Subieron por la cuesta hasta la entrada de la cueva, resbalando y sujetándose uno al otro para no caerse. A Tom le costaba trabajo sujetarse con la mano herida, y Elena lo ayudó a subir hasta la cueva. Se asomaron al interior oscuro, donde el aire parecía más frío todavía. Notaron un extraño olor a animal. Al cabo de un rato, Tom consiguió que se le acostumbraran los ojos a la penumbra y sintió una punzada de miedo. La entrada era estrecha y bordeada por rocas afiladas.

—Mira —susurró Elena señalando al suelo. Había un charco poco profundo en el que flotaban unas plumas. Tom se llevó un dedo a la boca para decirle a su amiga que no hiciera ruido. Si había algo vivo ahí dentro, seguro que no estaba acostumbrado a las visitas.

Se metieron en la oscuridad de la cueva y avanzaron a tientas. El único sonido que se oía era el de su respiración y el goteo del agua. Tom se había colocado la vaina de su espada en el lado izquierdo para tener la empuñadura a mano, pero tenía los dedos entumecidos del frío. A Elena le castañeteaban los dientes y Tom sabía que muy pronto él estaría igual.

Sujetó el escudo con la mano derecha. La campana que le había dado hacía tiempo Nanook, el monstruo de las nieves, lo protegía del frío de la cueva. Frotó suavemente la campana y notó que el aire que los rodeaba se volvía más cálido, como si se hubieran metido en una ráfaga de aire caliente.

—Gracias —susurró Elena.

Los ojos de Tom se fueron ajustando gradualmente a medida que avanzaban por el túnel. Miró el amuleto. Según el mapa, estaban muy cerca de la báscula.

Se oyó un ruido un poco más adelante.

Tom desenvainó la espada con la mano izquierda pero casi se le cae. El peso de su arma le resultaba poco familiar.

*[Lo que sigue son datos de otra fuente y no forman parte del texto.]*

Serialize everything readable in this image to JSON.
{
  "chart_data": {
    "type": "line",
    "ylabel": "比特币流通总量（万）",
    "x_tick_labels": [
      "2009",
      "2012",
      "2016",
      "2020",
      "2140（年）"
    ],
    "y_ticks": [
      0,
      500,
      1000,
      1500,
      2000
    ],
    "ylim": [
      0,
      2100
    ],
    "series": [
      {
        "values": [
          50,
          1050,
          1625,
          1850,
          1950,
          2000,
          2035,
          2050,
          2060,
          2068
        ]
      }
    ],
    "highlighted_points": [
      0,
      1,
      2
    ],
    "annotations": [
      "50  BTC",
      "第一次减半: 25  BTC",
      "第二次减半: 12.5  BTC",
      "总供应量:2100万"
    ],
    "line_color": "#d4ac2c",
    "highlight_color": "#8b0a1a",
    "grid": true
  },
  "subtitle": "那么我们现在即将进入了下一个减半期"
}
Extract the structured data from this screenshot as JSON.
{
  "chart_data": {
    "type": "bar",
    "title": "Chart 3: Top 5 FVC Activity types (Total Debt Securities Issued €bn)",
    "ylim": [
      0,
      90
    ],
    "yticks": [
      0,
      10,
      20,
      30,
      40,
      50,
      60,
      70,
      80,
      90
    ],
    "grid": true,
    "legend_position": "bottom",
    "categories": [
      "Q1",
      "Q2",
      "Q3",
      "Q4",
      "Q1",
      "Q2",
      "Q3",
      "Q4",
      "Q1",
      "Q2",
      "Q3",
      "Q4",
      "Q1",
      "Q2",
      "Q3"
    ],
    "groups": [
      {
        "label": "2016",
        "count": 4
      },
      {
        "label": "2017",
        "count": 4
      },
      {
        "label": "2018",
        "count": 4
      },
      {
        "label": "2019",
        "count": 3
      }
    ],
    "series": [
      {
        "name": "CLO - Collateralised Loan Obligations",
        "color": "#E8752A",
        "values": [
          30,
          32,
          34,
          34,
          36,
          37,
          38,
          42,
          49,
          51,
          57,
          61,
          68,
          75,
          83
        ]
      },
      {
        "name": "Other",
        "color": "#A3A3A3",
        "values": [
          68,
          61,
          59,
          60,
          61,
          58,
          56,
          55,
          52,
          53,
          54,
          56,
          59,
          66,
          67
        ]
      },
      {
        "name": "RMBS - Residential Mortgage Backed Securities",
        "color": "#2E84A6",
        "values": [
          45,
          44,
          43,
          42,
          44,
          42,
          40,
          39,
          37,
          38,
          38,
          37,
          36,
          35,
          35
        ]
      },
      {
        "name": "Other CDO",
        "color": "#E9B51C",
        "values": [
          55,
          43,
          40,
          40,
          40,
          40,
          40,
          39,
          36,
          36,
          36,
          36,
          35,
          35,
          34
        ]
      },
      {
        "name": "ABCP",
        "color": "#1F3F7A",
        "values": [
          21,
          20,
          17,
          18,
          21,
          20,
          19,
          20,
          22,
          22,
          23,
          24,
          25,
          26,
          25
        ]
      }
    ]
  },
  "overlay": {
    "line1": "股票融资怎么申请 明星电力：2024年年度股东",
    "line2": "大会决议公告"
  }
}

—¡Vamos! —dijo para animarse a sí mismo—. ¡Concéntrate!

Apretó el puño con fuerza en la empuñadura.

Unas sombras trepaban por las paredes dibujando unas formas espantosas. De pronto, el aire se llenó de unos graznidos furiosos.

—¡Agáchate! —gritó Tom.

Los dos amigos se pusieron de rodillas y algo les pasó por encima chillando.

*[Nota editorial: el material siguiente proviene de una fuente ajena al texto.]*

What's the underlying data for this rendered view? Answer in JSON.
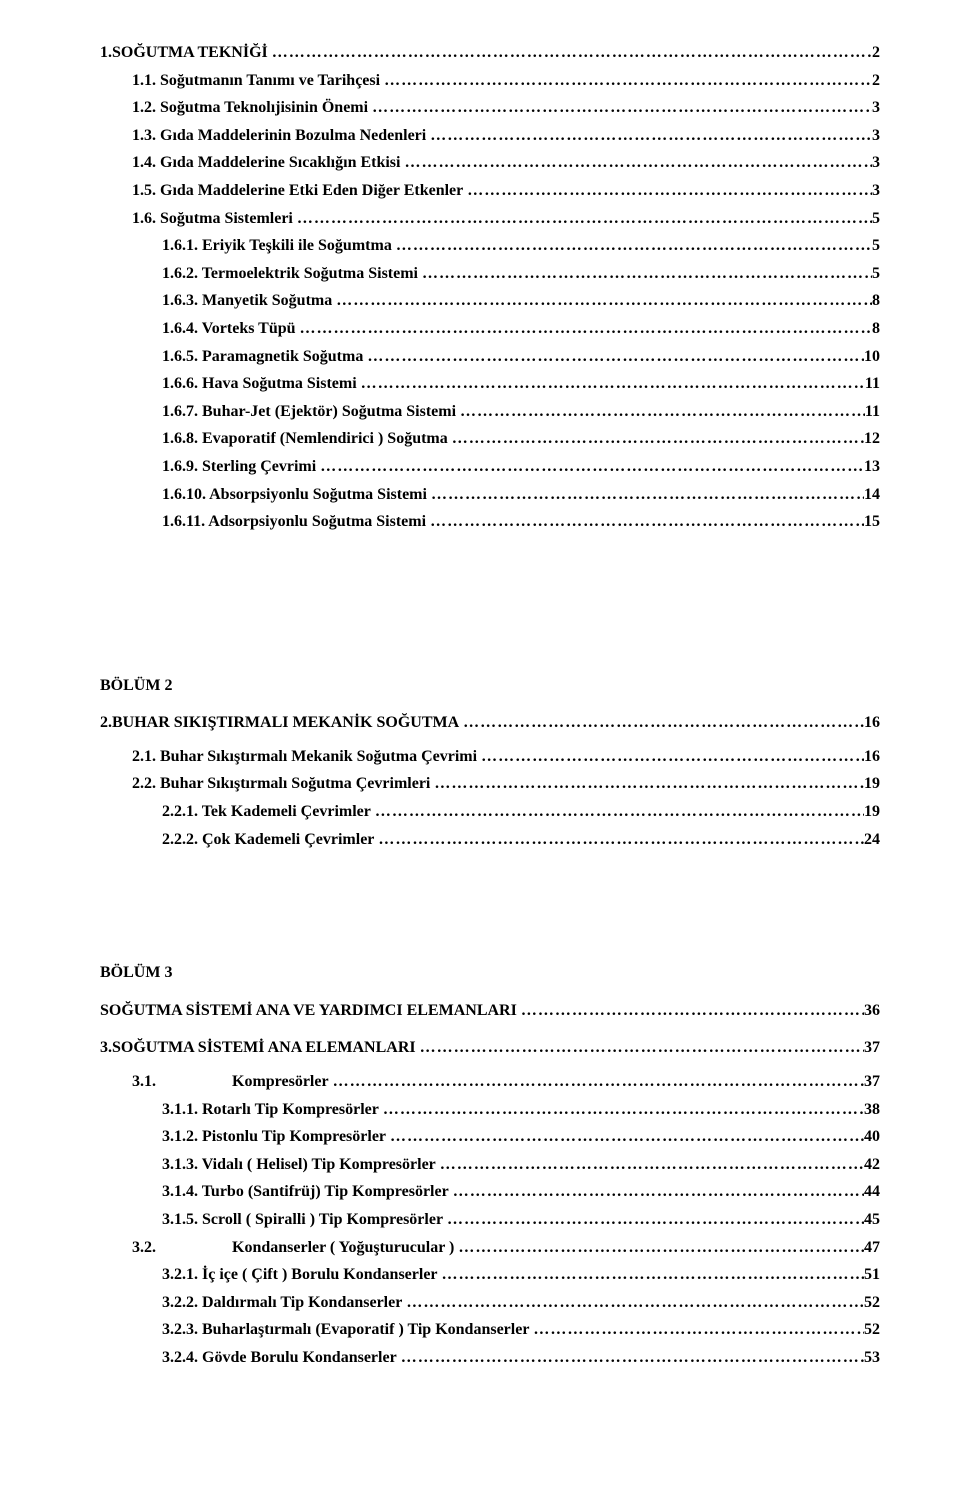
{
  "dots": "………………………………………………………………………………………………………………………",
  "bolum1": {
    "lines": [
      {
        "label": "1.SOĞUTMA TEKNİĞİ",
        "page": "2",
        "indent": ""
      },
      {
        "label": "1.1. Soğutmanın Tanımı ve Tarihçesi",
        "page": "2",
        "indent": "indent-1"
      },
      {
        "label": "1.2. Soğutma Teknolıjisinin Önemi",
        "page": "3",
        "indent": "indent-1"
      },
      {
        "label": "1.3. Gıda Maddelerinin Bozulma Nedenleri",
        "page": "3",
        "indent": "indent-1"
      },
      {
        "label": "1.4. Gıda Maddelerine Sıcaklığın Etkisi",
        "page": "3",
        "indent": "indent-1"
      },
      {
        "label": "1.5. Gıda Maddelerine Etki Eden Diğer Etkenler",
        "page": "3",
        "indent": "indent-1"
      },
      {
        "label": "1.6. Soğutma Sistemleri",
        "page": "5",
        "indent": "indent-1"
      },
      {
        "label": "1.6.1. Eriyik Teşkili ile Soğumtma",
        "page": "5",
        "indent": "indent-2"
      },
      {
        "label": "1.6.2. Termoelektrik Soğutma Sistemi",
        "page": "5",
        "indent": "indent-2"
      },
      {
        "label": "1.6.3. Manyetik Soğutma",
        "page": "8",
        "indent": "indent-2"
      },
      {
        "label": "1.6.4. Vorteks Tüpü",
        "page": "8",
        "indent": "indent-2"
      },
      {
        "label": "1.6.5. Paramagnetik Soğutma",
        "page": "10",
        "indent": "indent-2"
      },
      {
        "label": "1.6.6. Hava Soğutma Sistemi",
        "page": "11",
        "indent": "indent-2"
      },
      {
        "label": "1.6.7. Buhar-Jet (Ejektör) Soğutma Sistemi",
        "page": "11",
        "indent": "indent-2"
      },
      {
        "label": "1.6.8. Evaporatif (Nemlendirici ) Soğutma",
        "page": "12",
        "indent": "indent-2"
      },
      {
        "label": "1.6.9. Sterling Çevrimi",
        "page": "13",
        "indent": "indent-2"
      },
      {
        "label": "1.6.10. Absorpsiyonlu Soğutma Sistemi",
        "page": "14",
        "indent": "indent-2"
      },
      {
        "label": "1.6.11. Adsorpsiyonlu Soğutma Sistemi",
        "page": "15",
        "indent": "indent-2"
      }
    ]
  },
  "bolum2": {
    "title": "BÖLÜM 2",
    "heading": {
      "label": "2.BUHAR SIKIŞTIRMALI MEKANİK  SOĞUTMA",
      "page": "16"
    },
    "lines": [
      {
        "label": "2.1.  Buhar Sıkıştırmalı Mekanik Soğutma Çevrimi",
        "page": "16",
        "indent": "indent-1"
      },
      {
        "label": "2.2.  Buhar Sıkıştırmalı Soğutma Çevrimleri",
        "page": "19",
        "indent": "indent-1"
      },
      {
        "label": "2.2.1.  Tek Kademeli Çevrimler",
        "page": "19",
        "indent": "indent-2"
      },
      {
        "label": "2.2.2.  Çok Kademeli Çevrimler",
        "page": "24",
        "indent": "indent-2"
      }
    ]
  },
  "bolum3": {
    "title": "BÖLÜM 3",
    "heading1": {
      "label": "SOĞUTMA SİSTEMİ ANA VE YARDIMCI ELEMANLARI",
      "page": "36"
    },
    "heading2": {
      "label": "3.SOĞUTMA SİSTEMİ ANA ELEMANLARI",
      "page": "37"
    },
    "group31": {
      "head": {
        "num": "3.1.",
        "label": "Kompresörler",
        "page": "37",
        "indent": "indent-1"
      },
      "items": [
        {
          "label": "3.1.1.  Rotarlı Tip Kompresörler",
          "page": "38",
          "indent": "indent-2"
        },
        {
          "label": "3.1.2.  Pistonlu Tip Kompresörler",
          "page": "40",
          "indent": "indent-2"
        },
        {
          "label": "3.1.3.  Vidalı ( Helisel) Tip Kompresörler",
          "page": "42",
          "indent": "indent-2"
        },
        {
          "label": "3.1.4.  Turbo (Santifrüj) Tip Kompresörler",
          "page": "44",
          "indent": "indent-2"
        },
        {
          "label": "3.1.5.  Scroll ( Spiralli ) Tip Kompresörler",
          "page": "45",
          "indent": "indent-2"
        }
      ]
    },
    "group32": {
      "head": {
        "num": "3.2.",
        "label": "Kondanserler ( Yoğuşturucular )",
        "page": "47",
        "indent": "indent-1"
      },
      "items": [
        {
          "label": "3.2.1.  İç içe ( Çift ) Borulu Kondanserler",
          "page": "51",
          "indent": "indent-2"
        },
        {
          "label": "3.2.2.  Daldırmalı Tip Kondanserler",
          "page": "52",
          "indent": "indent-2"
        },
        {
          "label": "3.2.3.  Buharlaştırmalı (Evaporatif ) Tip Kondanserler",
          "page": "52",
          "indent": "indent-2"
        },
        {
          "label": "3.2.4.  Gövde Borulu Kondanserler",
          "page": "53",
          "indent": "indent-2"
        }
      ]
    }
  }
}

Cuando el sonido pasó, Tom se volvió a poner de pie con mucho cuidado.

—¿Qué ha sido eso? —preguntó Elena mirando hacia atrás.

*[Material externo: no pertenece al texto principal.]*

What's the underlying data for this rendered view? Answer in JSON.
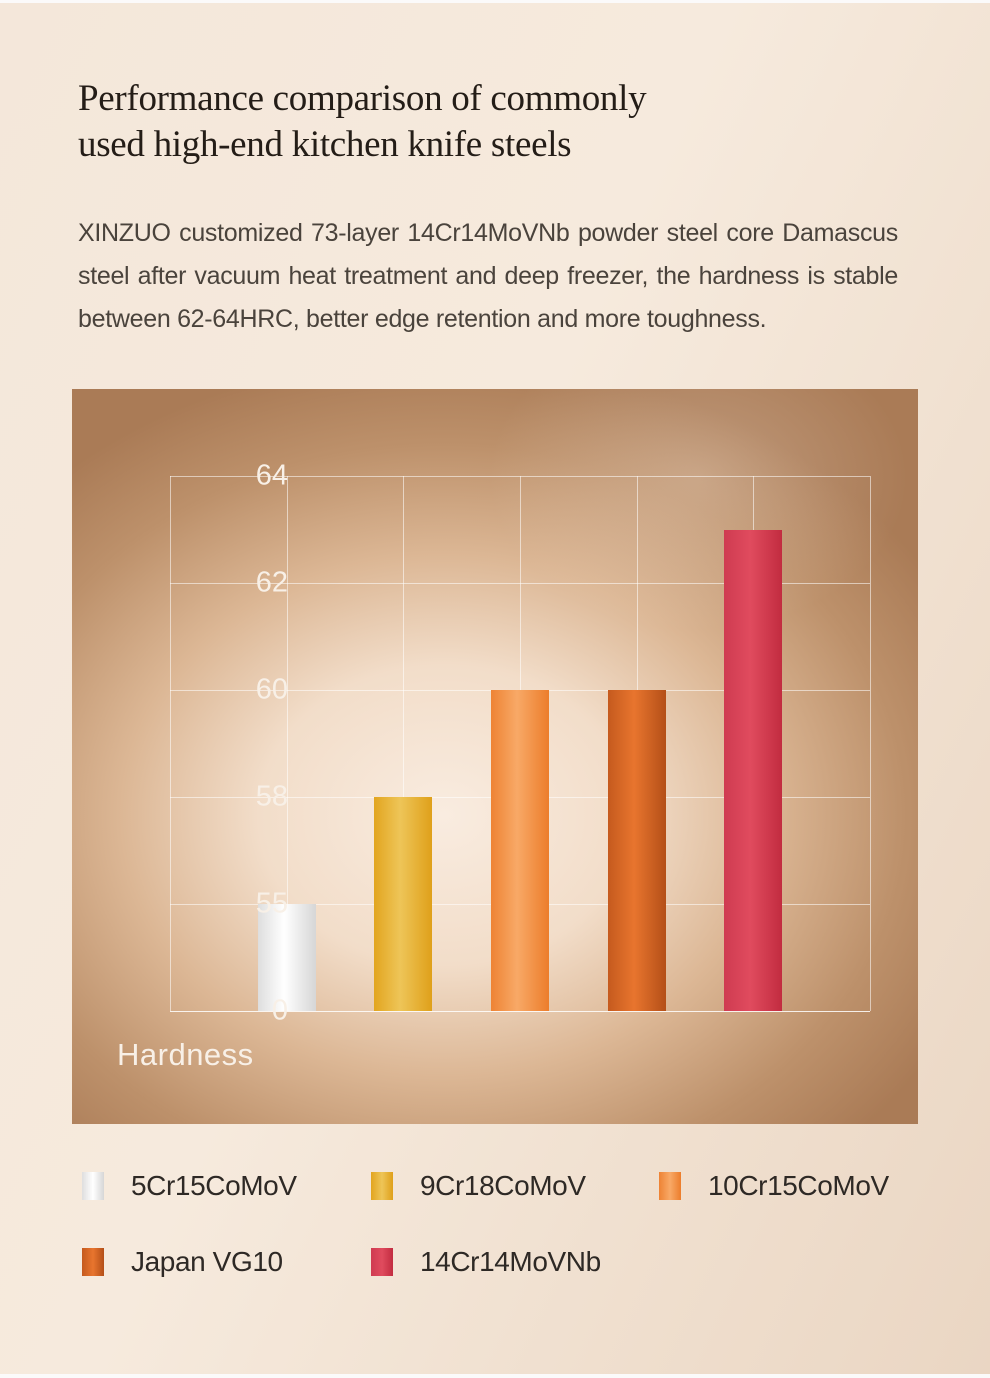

Volvieron a oír el ruido, pero esta vez Tom permaneció de pie. A la vuelta de una esquina, aparecieron cinco pájaros. Sus ojos brillaban amenazantes. Tenían el cuerpo negro y brillante, y la barriga gorda y blanca. Sus picos era de color amarillo brillante y sus alas cortas no parecían muy aptas para volar. De vez en cuando, uno se lanzaba hacia el suelo y revoloteaba unas cuantas veces antes de dejarse caer sobre sus patas palmeadas.

—Qué aspecto más ridículo tienen —se rio Elena.

Tom bajó la espada. Cuando los pájaros se acercaron, vio que sus plumas no brillaban y estaban cubiertas de babas. Un olor a podrido se le metió por la nariz. Los pájaros se lanzaron hacia los dos muchachos y empezaron a picarles los tobillos, como si los estuvieran retando a una pelea. A pesar de sus alas grasientas, sus ojos emitían un brillo perverso.

—Creo que son criaturas de Velmal —dijo Tom.

Al oír mencionar al brujo malvado, los pájaros empezaron a graznar. Uno de ellos pegó un salto y aterrizó encima del escudo del chico agarrándose con sus patas retorcidas. Mientras Tom intentaba desprenderlo, saltó otro y le picó en la cara. Tom se los quitó de encima y Elena les dio patadas. El chico blandió la espada delante de ellos como advertencia.

«No quiero herirlos —pensó—, pero no pienso dejar que me hagan daño.»

Las criaturas se dieron la vuelta y se alejaron aleteando hacia la boca de la cueva. Mientras desaparecían, sus graznidos sonaron en la cueva como una risa burlona.

—Vamos —dijo Tom corriendo por el suelo resbaladizo de la cueva—. ¡Mira!

—La báscula —exclamó Elena. Allí estaba, en el fondo de la cueva, brillando en un hueco de la pared. El cobre destellaba bajo la débil luz que se metía por las grietas del techo de la cueva.

—¡Tenemos que coger la recompensa de Freya! —gritó Tom.